Alfonso se rió a carcajadas, palmoteando, y don Rigoberto lo imitó, divertido con la explosión de buen humor de su hijo. Un gato maulló a lo lejos. Pasó un automóvil por la calle con la radio a todo volumen y durante unos segundos se oyeron las trompetas y maracas de una melodía tropical. Luego, surgió la voz de Justiniana, canturreando en el repostero, mientras accionaba la lavadora.
– ¿Qué quiere decir orgasmo, papá? -preguntó de pronto el niño.
A don Rigoberto le sobrevino un acceso de tos. Carraspeó, mientras reflexionaba: ¿qué debía responder? Procuró adoptar una expresión natural y se mantuvo sin sonreír.
– Bueno, no es una mala palabra -aclaró, prudentemente-. Desde luego que no. Se relaciona con la vida sexual, con el placer. Podría decirse, tal vez, que es la culminación del goce físico. Algo que no sólo experimentan los hombres, también muchas especies de animales. Ya te hablarán de eso, en el curso de biología, seguramente. Pero, sobre todo, no pienses que es una lisura. ¿Dónde te encontraste con esa palabra, chiquitín?
– Se la escuché a mi madrastra -dijo Fonchito. Con una expresión muy pícara, se llevó un dedo a los labios en signo de complicidad-. Me hice el que sabía lo que era. No le vayas a decir que tú me la explicaste, papi.
– No, no se lo diré -murmuró don Rigoberto. Tomó otro sorbo de whisky y escudriñó a Alfonso, intrigado. ¿Qué había en esa rubicunda cabecita, detrás de esa frente tersa? Vaya usted a saberlo. ¿No decían que el alma de un niño era un pozo insondable? Pensó: «No debo averiguar nada más». Pensó: «Debo cambiar de conversación». Pero el morbo de la curiosidad o la atracción instintiva del peligro fue más fuerte, y, como quien no quiere la cosa, preguntó-: ¿Le oíste esa palabrita a tu madrastra? ¿Estás seguro?
El niño asintió varias veces, con la misma expresión entre risueña y pícara. Tenía las mejillas arreboladas y en sus ojos refulgía la gracia.
– Me dijo que había tenido un orgasmo riquísimo -explicó, con cantarina voz de ruiseñor.
Esta vez, a don Rigoberto el whisky se le escapó de las manos; paralizado por la sorpresa, vió rodar el vaso sobre la alfombra de arabescos plomizos del estudio.

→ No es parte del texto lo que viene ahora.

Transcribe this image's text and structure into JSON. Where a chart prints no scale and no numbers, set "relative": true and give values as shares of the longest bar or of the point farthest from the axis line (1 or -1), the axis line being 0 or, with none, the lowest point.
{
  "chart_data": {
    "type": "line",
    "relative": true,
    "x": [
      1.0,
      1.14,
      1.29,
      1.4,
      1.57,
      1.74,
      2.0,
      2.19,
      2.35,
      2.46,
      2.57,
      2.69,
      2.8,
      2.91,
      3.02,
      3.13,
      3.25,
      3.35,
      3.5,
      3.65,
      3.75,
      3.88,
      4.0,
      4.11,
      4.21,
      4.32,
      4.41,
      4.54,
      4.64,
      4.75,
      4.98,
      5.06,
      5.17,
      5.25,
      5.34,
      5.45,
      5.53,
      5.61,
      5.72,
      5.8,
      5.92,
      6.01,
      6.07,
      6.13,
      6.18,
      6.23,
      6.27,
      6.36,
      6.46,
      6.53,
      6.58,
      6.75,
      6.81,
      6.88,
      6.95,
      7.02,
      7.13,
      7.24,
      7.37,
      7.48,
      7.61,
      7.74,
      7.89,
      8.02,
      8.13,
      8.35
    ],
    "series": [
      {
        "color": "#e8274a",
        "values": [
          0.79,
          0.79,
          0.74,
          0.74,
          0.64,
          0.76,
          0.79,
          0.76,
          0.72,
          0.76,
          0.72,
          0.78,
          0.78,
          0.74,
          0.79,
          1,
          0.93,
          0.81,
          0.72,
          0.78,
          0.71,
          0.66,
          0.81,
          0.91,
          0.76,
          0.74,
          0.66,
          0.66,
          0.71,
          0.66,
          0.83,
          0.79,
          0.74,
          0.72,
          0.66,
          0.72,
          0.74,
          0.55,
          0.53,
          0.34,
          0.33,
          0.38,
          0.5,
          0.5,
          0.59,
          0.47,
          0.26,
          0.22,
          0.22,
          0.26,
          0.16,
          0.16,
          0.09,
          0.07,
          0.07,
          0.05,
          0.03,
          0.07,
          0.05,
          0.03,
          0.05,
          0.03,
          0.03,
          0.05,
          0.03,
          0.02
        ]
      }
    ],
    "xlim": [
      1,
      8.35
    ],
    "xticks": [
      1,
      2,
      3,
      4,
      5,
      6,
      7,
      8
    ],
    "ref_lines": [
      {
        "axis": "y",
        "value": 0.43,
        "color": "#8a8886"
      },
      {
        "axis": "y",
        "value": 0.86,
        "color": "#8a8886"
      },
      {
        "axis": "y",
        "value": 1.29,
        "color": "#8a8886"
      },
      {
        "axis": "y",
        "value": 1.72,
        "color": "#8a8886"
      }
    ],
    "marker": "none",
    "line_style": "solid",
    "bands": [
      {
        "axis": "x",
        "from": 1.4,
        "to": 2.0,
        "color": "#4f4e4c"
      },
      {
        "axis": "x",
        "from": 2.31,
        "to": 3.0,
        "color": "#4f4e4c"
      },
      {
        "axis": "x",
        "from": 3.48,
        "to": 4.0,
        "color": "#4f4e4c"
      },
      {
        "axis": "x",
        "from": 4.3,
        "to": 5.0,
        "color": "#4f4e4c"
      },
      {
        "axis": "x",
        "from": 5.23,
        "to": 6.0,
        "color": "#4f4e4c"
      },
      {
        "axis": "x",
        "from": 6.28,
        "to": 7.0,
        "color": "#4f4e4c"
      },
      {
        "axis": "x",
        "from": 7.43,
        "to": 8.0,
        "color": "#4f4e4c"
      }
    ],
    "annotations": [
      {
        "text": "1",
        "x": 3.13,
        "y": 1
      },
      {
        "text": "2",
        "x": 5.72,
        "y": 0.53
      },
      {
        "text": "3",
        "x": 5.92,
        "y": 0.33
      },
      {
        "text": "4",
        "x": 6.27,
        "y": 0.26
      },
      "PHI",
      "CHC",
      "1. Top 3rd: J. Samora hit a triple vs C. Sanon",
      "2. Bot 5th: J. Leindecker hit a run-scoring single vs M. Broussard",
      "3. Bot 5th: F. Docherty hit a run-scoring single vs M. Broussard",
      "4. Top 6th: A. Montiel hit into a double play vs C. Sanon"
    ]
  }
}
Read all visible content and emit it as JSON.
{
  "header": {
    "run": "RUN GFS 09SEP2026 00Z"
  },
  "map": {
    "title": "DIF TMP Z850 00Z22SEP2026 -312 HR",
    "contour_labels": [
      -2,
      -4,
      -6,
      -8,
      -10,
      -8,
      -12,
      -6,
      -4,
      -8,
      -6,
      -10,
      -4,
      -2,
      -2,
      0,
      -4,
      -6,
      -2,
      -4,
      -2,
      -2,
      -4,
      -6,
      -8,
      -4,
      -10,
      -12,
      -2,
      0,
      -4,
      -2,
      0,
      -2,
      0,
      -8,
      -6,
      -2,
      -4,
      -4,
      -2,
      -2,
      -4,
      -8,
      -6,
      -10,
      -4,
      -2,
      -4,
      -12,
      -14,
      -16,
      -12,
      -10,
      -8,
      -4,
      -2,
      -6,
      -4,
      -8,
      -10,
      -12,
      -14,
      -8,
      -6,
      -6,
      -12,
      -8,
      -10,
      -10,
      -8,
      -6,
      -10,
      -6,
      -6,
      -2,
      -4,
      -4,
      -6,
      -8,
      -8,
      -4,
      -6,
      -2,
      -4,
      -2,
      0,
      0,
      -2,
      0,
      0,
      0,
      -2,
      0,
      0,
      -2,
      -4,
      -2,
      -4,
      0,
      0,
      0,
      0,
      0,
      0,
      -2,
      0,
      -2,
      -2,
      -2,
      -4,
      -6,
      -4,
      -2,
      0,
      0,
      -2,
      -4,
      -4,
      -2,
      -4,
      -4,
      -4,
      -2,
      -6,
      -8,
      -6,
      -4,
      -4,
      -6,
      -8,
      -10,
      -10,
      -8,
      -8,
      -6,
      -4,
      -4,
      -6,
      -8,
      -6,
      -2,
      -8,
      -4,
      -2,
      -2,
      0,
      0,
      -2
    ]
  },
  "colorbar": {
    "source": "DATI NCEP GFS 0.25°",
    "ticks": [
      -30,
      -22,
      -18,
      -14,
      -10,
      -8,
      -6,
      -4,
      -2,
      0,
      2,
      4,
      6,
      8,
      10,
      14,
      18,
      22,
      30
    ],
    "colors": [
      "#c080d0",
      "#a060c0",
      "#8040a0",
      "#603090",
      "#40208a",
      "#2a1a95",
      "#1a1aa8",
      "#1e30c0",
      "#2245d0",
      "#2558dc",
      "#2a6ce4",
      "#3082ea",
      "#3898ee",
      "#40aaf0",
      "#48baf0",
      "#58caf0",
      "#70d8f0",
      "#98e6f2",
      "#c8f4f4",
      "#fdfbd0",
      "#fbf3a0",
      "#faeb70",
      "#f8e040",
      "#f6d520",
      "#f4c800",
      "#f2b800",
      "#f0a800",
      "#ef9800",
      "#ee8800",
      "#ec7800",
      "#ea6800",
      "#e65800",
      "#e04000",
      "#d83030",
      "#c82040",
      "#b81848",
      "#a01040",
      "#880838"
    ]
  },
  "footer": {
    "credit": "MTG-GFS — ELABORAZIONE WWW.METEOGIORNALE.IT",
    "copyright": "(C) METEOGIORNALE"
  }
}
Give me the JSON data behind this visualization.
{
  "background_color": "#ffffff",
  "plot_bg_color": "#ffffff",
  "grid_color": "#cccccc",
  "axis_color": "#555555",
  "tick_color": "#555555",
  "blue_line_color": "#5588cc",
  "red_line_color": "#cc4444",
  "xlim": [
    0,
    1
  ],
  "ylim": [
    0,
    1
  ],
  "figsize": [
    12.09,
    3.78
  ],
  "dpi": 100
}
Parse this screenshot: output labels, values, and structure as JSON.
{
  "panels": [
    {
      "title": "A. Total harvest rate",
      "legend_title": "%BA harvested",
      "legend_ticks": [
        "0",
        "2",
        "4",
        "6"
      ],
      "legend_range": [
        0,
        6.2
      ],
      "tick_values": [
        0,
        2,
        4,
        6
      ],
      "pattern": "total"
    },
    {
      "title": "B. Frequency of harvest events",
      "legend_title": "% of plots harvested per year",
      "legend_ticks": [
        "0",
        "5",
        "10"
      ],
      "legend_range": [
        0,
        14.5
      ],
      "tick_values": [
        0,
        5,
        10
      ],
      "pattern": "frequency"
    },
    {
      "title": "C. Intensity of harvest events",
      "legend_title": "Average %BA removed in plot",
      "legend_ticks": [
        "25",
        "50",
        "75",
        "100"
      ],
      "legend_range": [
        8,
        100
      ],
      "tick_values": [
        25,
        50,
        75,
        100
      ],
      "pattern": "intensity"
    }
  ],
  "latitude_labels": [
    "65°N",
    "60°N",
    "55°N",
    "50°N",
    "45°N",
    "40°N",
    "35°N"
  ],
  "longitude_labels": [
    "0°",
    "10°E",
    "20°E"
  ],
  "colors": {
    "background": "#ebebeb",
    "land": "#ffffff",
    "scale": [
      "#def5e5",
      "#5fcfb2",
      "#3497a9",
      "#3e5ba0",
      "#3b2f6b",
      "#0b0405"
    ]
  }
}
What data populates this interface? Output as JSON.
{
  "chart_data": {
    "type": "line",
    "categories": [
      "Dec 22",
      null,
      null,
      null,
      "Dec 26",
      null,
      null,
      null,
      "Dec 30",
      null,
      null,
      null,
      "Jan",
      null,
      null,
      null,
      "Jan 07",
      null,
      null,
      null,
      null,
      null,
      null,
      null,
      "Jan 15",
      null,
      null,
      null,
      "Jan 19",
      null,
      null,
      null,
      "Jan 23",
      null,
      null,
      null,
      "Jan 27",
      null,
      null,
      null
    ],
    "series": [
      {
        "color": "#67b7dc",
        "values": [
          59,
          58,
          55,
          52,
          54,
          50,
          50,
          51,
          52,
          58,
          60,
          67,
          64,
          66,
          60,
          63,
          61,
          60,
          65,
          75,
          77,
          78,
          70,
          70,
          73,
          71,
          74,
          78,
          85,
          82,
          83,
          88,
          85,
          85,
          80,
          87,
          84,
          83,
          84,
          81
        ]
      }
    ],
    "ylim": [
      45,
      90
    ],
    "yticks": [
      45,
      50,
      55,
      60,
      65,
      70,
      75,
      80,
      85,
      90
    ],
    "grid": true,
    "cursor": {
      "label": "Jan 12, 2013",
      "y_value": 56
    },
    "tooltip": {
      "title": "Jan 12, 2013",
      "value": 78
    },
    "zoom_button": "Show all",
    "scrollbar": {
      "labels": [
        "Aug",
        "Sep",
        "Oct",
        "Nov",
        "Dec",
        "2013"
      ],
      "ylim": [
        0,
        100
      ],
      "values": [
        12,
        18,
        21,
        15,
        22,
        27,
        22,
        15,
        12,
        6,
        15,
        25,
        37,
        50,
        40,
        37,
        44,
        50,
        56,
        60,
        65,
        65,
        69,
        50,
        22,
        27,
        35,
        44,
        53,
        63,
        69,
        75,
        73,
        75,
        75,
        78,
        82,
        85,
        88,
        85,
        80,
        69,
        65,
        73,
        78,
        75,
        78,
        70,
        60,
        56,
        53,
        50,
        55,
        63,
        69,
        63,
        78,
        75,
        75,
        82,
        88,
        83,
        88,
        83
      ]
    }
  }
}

El niño se precipitó a recogerlo. Se lo devolvió, murmurando:
– Menos mal que estaba casi vacío. ¿Quieres que te sirva otro, papi? Ya sé cómo te gusta, he visto cómo lo hace mi madrastra.
Don Rigoberto dijo que no con la cabeza. ¿Había oído bien? Sí, por supuesto: para eso tenía las orejas grandes. Para oír bien las cosas. Su cerebro había comenzado a crepitar como una hoguera. Esta conversación había ido demasiado lejos y era preciso cortarla de una vez y para siempre, so pena de algún imponderable gravísimo. Por un instante, tuvo la visión de un hermoso castillo de naipes que se desbarataba. Tenía una lucidez total sobre lo que debía hacer. Basta, se acabó, hablemos de otra cosa. Pero también esta vez el canto de las sirenas de los abismos fue más poderoso que su razón y que su sensatez.